Ingrid had a mini birthday party with her best friends. Pizza, board games and a movie. And cake and a candle.

I feel like a broken record but… she really is growing up. This was such a big girl birthday party.

But the girls did also have fiskdamm, full of nostalgia and “oh I haven’t done this for years!”

Fiskdamm (“fishpond”) is a Swedish party game for young kids, very common at birthday parties. Each child gets to hold a fishing rod and go fishing over a sheet or a blanket which has been hung up in a door frame. An adult sits on the other side and attaches a goody bag to the fishing “hook”. Or they first attach something else, such as a sock, which the kid then throws back before making a new attempt.

Grade six means more homework than ever, and grades.

Ingrid is pretty stressed out by the whole grading thing. Back in my days, we got graded from day 1 so it was just the way things were. Now grading in the early years is “not done”, in Sweden at least, so when the kids do start getting grades, it’s a big deal. I am looking forward to Christmas and the end of the autumn school term, so that Ingrid can get her grades and realize that (a) she will get good ones and (b) if and when she doesn’t, it’s not the end of the world.

Back from scout meet.

Six pacman-shaped spider eyes and a multitude of viciously sharp teeth.

Sweden has adopted Halloween with enthusiasm, but some parts are more popular than others. Trick-or-treating is very widespread; carving jack-o-lanterns not so much. The kids and I really enjoy it though, so we do it every year.

The supermarket has “Halloween pumpkins” but the choice this year was unusually narrow, and we had to make do with weird pumpkins. Mine was oval; Ingrid’s had a hole in it.

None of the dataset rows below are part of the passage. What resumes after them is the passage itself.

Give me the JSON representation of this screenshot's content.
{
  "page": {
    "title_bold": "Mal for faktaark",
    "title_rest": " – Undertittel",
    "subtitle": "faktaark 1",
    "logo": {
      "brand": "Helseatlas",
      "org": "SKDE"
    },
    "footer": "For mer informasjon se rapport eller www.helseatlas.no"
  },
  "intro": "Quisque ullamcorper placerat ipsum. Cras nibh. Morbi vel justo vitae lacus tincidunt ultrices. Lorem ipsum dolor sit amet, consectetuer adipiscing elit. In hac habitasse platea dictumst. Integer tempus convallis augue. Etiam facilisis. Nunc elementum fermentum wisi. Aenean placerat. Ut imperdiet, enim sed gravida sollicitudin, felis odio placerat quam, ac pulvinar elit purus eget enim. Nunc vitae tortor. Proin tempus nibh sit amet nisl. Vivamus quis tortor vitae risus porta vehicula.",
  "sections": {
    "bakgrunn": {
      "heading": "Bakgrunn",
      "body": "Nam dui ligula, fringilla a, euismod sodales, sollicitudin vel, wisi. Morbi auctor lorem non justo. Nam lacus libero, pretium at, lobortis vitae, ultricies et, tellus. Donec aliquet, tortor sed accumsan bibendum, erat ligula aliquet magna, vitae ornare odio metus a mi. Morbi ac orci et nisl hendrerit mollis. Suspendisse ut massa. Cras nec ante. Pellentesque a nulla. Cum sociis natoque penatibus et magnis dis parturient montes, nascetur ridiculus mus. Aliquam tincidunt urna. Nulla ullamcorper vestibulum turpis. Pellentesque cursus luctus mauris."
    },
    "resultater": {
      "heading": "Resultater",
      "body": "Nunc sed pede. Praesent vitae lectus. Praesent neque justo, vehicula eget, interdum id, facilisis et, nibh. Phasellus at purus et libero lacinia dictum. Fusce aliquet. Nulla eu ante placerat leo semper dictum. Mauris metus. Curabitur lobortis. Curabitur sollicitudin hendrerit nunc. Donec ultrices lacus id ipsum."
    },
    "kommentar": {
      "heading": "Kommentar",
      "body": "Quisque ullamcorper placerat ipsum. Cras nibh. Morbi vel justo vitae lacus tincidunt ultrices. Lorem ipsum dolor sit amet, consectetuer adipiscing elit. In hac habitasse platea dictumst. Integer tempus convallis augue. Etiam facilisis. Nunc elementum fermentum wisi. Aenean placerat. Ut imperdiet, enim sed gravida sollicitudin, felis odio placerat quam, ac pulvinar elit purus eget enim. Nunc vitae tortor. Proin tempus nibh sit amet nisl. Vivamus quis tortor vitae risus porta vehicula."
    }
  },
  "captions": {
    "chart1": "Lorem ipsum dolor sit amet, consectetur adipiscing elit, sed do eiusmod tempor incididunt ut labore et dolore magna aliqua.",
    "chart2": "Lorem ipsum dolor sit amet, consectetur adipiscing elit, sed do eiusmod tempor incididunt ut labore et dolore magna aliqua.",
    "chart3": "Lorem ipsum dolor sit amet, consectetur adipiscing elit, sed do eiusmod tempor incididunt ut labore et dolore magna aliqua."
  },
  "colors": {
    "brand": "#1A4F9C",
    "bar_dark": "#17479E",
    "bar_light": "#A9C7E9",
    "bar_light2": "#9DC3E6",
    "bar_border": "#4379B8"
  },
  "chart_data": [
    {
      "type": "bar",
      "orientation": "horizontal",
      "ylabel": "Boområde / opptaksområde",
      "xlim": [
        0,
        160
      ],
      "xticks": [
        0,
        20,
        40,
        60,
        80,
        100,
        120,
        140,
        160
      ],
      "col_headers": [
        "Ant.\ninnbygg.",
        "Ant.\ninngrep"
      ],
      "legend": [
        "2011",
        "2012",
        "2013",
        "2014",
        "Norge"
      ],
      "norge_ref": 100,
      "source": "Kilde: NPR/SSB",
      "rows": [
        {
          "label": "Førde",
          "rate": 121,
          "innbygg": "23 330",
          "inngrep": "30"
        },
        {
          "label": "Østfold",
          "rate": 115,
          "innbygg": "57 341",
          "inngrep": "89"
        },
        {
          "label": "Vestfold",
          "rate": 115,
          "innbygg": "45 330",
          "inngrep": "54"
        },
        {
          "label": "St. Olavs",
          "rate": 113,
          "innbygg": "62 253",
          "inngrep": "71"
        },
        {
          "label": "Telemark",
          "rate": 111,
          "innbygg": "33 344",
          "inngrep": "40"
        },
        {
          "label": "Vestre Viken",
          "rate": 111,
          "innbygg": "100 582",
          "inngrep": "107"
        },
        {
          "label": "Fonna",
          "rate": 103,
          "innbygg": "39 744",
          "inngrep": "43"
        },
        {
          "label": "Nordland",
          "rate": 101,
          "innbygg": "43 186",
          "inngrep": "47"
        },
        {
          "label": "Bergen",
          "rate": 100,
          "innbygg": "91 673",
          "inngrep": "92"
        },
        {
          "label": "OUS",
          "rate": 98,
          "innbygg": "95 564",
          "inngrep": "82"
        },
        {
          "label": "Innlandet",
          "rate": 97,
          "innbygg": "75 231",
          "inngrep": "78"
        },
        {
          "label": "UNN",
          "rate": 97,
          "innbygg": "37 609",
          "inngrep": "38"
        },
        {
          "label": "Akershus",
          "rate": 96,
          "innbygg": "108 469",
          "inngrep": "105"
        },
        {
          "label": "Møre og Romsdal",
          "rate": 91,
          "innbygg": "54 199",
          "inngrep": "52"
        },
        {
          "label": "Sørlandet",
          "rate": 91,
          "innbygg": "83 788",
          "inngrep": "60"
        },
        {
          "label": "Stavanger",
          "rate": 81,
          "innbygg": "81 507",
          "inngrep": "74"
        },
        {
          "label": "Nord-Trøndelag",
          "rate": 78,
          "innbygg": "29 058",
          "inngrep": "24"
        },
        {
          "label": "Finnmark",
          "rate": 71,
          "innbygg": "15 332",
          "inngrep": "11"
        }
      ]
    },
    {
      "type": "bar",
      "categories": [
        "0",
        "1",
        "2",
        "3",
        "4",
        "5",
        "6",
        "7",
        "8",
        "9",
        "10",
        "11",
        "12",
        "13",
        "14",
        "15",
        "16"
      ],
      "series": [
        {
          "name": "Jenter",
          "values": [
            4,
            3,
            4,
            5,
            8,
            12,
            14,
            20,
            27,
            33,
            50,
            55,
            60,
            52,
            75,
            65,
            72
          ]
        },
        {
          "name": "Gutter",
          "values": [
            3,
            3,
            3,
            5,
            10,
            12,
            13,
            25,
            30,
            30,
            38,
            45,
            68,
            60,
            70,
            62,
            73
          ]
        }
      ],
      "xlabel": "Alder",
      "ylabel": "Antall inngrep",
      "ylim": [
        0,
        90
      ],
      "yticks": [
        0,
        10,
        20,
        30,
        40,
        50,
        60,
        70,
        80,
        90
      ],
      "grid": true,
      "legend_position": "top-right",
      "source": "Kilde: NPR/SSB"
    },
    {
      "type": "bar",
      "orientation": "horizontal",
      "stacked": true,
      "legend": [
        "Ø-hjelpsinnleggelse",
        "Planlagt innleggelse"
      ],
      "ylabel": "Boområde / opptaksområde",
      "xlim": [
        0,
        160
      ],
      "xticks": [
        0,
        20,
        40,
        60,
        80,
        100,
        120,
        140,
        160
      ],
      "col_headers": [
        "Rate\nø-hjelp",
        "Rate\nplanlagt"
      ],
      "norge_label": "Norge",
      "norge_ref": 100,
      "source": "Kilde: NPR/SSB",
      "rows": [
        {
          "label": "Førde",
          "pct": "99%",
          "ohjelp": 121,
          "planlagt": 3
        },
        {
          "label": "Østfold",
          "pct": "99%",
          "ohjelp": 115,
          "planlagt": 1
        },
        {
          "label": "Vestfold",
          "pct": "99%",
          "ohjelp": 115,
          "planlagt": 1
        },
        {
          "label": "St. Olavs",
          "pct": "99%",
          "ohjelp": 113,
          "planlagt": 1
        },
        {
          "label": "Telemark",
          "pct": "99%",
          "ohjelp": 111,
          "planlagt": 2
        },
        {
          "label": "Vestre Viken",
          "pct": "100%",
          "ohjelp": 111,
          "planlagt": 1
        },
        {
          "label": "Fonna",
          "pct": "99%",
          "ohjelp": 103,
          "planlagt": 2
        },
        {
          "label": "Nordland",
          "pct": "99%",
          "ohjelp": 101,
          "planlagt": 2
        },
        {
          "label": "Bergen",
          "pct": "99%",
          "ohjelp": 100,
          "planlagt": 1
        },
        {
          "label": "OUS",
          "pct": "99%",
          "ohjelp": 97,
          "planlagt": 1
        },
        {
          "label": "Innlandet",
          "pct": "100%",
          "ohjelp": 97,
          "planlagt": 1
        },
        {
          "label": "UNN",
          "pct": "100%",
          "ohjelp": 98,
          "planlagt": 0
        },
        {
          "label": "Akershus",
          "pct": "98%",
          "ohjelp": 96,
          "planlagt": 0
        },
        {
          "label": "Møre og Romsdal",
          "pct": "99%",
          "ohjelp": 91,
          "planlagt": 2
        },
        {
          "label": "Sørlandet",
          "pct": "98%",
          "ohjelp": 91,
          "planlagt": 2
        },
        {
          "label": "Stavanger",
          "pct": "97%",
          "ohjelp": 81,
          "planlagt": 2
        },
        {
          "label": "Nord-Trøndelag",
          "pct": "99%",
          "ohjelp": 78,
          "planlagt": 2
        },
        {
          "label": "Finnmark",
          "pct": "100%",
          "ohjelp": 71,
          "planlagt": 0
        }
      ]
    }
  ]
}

Every year I’m somewhat surprised that the kids come through the carving process without cutting themselves or anything else (apart from the pumpkin).

Ingrid at her desk.

Ingrid is preparing for a major history test, covering the era of the Swedish Empire. She is constructing a timeline across four A4 sheets of paper, with drawings symbolizing major events – births and crownings and deaths and wars and peace treaties and such.

Ingrid on her way to a scout hike.

She moved up to the next age group as of this autumn. Bigger scouts have bigger hikes. Ingrid’s previous hikes have involved maybe a few kilometres of trekking, and staying in a hut of some sort. This time the scouts will be sleeping under tarps – that they will be carrying, along with food and stoves and water. Her new pack that we bought for this hike (the old one was hopelessly undersized) is almost as large as mine! The kids will be out for two nights instead of one. And they will be spending most of the day between those nights walking. I foresee picking up a very tired girl on Sunday.

Ingrid is programming a game in Scratch. It doesn’t always behave the way she wants. How well I recognize the feeling that I see on her face.